Different scoring model. Experian's website might show your Experian FICO Score 8 or your VantageScore 3.0 depending on the product you're using. Your credit card issuer pulled your Experian FICO Score 8 too... but maybe pulled it three weeks ago when your balance was higher. Or they're using a bankcard-specific score version. The data source is the same, the underlying credit file is the same, but the formula applied to that data is different.
This is also why the "your score went up 10 points" notification from Credit Karma can happen the same week your score "went down 5 points" on a different service — they're monitoring different bureaus, updating at different times, and possibly using different models.

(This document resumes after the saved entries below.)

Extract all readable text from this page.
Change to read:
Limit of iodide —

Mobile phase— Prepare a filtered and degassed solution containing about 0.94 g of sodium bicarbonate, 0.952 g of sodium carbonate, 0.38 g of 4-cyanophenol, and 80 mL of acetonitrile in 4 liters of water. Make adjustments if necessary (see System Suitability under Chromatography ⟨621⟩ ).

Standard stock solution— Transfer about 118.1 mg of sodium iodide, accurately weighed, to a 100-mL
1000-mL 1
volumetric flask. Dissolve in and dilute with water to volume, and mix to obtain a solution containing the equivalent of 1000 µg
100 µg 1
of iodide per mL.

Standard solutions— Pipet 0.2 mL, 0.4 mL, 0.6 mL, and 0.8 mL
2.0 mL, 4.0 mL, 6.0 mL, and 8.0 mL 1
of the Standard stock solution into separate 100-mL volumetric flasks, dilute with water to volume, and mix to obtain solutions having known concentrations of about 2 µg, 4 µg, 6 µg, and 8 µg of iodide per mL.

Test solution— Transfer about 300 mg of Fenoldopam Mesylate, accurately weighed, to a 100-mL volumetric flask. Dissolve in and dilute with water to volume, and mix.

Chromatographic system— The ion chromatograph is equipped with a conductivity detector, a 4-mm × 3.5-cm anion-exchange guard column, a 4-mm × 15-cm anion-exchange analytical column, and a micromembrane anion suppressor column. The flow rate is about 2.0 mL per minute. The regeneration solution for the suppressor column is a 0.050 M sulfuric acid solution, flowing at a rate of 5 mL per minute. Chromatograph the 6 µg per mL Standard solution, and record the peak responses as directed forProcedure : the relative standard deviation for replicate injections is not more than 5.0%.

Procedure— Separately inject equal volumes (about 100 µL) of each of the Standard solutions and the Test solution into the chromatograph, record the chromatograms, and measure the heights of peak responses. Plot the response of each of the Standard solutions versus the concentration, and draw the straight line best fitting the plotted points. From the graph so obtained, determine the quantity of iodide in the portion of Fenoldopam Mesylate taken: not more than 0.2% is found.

Here's the practical lens: don't obsess over the exact number from any single source. Instead, focus on the factors — payment history, utilization, account age, inquiries. Those inputs are consistent across scoring models even if the outputs differ slightly. Good inputs produce good outputs across all models. And if you need to know your specific score for a specific application, find out what model that lender uses and get that specific score from that specific bureau.
62026 Mortgage Credit Score Changes: What's Actually Happening
There's been genuine upheaval in mortgage credit scoring that's worth understanding, especially if you're buying a house in the next few years.
The FHFA (Federal Housing Finance Agency, which oversees Fannie and Freddie) spent years evaluating whether to require lenders to use newer scoring models. After years of back-and-forth, the current framework allows lenders to choose between Classic FICO and VantageScore 4.0 for conforming loans.
FICO 10T is still being implemented in the mortgage market, and its adoption is happening slowly among community lenders and non-GSE loan originators. The Early Adopter Program launched in 2023 and had about 40+ participants as of early 2026.
What this means practically: if you have a clean payment history and carry balances that you pay down regularly, FICO 10T and VantageScore 4.0 (both use trended data) could actually score you higher than Classic FICO — because they can see your positive trajectory, not just your snapshot. Conversely, if your balances have been creeping up even without late payments, newer models might ding you more.
For most homebuyers in 2026: assume Classic FICO is still what you'll face. Check your mortgage-specific FICO scores from myFICO about 3-6 months before you plan to apply. That gives you time to address issues if anything looks different from what you expect. The gap between your credit card FICO 8 and your mortgage Classic FICO can be meaningful, and you'd rather discover it with time to react than on application day.
VantageScore estimates approximately 5 million prospective buyers will benefit from VantageScore 4.0's adoption in mortgage lending — thin-file borrowers, immigrants, young adults who have limited credit history. If you're in that group, ask your mortgage broker specifically whether they're using VantageScore 4.0 or Classic FICO.